You would twist the knobs, and flip the album covers, as the stress began to build. Then, an enlightenment: "Ahh, Bowie!"
It wasn't too Pop (Top 40) and it wasn't too safe (The Beatles). Bowie fit in with The Rolling Stones, or maybe Eric Clapton's latest. It felt just right.
"Ashes-to-Ashes, Modern Love, China Girl, or Young Americans" would always work out nicely to start-up an evening of music and a few frosty cold ones. If you wanted to go a little deeper, a little further, you might play something he passed along to another artist, and maybe play some more obscure stuff from the great Iggy Pop or Mott the Hoople. And, if the jukebox had "All the Young Dudes," it was truly a sign of some music aficionados calling the shots on their music box and you'd found a place to return to at anytime.
Thinking back to that momentous night at The Garden, Bowie began his two-song set with the perfect entree, covering Simon and Garfunkel's cinematic epic, "America," which took on an entirely different meaning that night than its more uppity '60s origins. With film clips and images from New York City playing behind him, the great Bowie carved into the night while the fire-fighters and other first responders stood-up and applauded the selection, as crowd cut-aways on the big screens or a glance to your left or right proved it was okay to smile again. Three and a half minutes later, we began the process of recovery and we did it together with music, along with some smiles, some laughs (especially from Adam Sandler's depiction of Opera Man), some tears and even some boo's (Harrison Ford). It was okay to be ourselves.

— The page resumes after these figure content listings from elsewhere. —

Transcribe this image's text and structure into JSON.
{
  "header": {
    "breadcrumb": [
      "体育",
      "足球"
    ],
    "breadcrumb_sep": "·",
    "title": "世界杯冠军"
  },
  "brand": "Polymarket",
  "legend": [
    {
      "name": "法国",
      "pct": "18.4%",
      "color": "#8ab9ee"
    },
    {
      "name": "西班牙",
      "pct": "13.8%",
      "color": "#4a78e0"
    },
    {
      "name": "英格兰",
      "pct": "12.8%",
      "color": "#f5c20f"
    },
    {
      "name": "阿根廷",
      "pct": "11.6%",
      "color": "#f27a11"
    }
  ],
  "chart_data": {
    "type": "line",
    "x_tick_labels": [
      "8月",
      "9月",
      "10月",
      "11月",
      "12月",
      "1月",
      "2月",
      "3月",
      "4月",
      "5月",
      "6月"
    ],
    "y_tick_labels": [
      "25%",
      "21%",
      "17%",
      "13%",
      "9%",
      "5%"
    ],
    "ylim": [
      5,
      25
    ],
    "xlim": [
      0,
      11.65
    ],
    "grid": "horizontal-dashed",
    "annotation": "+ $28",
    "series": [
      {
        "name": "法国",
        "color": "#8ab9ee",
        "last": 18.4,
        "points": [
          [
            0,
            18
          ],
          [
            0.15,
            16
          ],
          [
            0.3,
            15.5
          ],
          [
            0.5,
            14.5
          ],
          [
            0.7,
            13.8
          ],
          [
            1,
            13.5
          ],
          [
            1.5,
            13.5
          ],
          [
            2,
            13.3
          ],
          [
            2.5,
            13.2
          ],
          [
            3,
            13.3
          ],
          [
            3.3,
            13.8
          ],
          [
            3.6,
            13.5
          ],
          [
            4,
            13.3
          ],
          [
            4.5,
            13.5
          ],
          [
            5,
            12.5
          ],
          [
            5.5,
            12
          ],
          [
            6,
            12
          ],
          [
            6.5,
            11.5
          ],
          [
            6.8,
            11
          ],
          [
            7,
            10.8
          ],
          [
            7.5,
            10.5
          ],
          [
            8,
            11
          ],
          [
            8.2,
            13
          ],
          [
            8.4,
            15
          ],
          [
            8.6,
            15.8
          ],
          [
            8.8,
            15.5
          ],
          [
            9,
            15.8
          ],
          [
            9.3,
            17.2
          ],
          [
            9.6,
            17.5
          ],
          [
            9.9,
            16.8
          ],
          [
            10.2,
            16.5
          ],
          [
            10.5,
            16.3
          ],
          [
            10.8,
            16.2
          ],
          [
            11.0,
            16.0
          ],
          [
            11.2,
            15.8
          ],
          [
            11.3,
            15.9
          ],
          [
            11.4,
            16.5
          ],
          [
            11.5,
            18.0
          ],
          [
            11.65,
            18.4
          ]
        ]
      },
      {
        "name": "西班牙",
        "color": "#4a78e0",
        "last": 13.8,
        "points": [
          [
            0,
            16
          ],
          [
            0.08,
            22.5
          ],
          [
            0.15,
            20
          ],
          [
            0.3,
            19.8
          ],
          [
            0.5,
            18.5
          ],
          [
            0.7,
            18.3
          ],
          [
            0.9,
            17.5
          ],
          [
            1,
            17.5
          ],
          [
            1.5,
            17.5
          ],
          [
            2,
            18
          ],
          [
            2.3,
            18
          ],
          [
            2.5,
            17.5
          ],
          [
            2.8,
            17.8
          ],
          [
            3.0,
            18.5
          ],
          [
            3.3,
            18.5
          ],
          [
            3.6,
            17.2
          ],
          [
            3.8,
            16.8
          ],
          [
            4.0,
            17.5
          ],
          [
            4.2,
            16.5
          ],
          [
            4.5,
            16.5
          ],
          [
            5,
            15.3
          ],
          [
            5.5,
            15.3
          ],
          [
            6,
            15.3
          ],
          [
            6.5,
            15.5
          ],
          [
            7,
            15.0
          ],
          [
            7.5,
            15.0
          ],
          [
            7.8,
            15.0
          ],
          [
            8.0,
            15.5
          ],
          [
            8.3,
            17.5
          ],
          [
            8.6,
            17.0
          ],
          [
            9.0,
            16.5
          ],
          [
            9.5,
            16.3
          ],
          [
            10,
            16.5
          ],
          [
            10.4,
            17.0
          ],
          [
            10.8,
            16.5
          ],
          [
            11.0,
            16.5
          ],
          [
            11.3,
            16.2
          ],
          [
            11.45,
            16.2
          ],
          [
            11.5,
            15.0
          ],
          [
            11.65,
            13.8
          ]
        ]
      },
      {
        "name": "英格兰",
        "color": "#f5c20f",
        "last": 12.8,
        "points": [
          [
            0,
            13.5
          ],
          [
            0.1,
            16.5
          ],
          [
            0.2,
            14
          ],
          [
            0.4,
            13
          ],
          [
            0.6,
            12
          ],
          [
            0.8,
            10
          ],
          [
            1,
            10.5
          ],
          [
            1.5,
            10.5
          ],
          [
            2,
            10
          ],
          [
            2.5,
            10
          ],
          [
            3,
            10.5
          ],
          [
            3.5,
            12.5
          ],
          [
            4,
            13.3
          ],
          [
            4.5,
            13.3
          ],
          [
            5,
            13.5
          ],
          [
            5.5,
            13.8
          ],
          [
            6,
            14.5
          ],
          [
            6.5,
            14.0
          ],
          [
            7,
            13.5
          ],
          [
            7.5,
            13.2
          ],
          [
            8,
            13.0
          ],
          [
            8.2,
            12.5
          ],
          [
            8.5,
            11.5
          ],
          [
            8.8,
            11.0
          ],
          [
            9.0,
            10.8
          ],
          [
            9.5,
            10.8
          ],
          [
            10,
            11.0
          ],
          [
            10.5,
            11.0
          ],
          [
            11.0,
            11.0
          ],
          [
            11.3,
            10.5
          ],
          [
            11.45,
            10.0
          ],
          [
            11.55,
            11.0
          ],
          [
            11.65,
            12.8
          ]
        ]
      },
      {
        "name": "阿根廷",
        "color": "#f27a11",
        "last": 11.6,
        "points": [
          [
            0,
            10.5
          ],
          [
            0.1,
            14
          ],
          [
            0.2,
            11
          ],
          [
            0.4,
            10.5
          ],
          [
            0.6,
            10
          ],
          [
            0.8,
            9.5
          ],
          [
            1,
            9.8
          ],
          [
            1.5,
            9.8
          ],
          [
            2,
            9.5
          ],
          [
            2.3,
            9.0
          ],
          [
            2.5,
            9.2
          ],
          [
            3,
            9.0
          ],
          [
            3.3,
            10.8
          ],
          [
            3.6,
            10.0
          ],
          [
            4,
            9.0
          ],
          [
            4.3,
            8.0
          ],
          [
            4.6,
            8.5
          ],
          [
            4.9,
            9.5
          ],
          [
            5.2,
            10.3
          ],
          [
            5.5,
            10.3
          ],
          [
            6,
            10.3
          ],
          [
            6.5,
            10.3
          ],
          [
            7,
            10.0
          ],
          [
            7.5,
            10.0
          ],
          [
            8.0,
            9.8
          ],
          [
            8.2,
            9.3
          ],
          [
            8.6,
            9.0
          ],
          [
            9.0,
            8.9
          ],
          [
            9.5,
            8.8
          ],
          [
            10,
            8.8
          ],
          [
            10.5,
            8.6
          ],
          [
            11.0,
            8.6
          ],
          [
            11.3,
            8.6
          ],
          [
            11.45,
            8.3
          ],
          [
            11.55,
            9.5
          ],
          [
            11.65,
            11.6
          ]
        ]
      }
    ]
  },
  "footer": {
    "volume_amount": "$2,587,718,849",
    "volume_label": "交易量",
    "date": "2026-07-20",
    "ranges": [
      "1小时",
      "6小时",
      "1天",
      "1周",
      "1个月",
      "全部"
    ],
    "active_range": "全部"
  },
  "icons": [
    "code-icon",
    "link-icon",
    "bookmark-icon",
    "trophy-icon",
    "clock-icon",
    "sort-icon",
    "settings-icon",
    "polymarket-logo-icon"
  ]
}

Bowie's second selection that night is probably more memorable to many. He played the very fitting "Heroes" from his 12th studio album, recorded in 1977, my senior year in high school. He performed with Paul Schaffer and his orchestra, which included Fab Faux fave, Will Lee, singing back-up vocals. While Ziggy Stardust, Space Oddity, Ch-Ch-Changes, or his Jagger-esque duet on "Dancin' in the Street" will go down as all-time rock epics and fan favorites, I will always remember Bowie from that October evening, sitting in my favorite room, legs crossed, setting the mood, and blazing an important trail, yet again.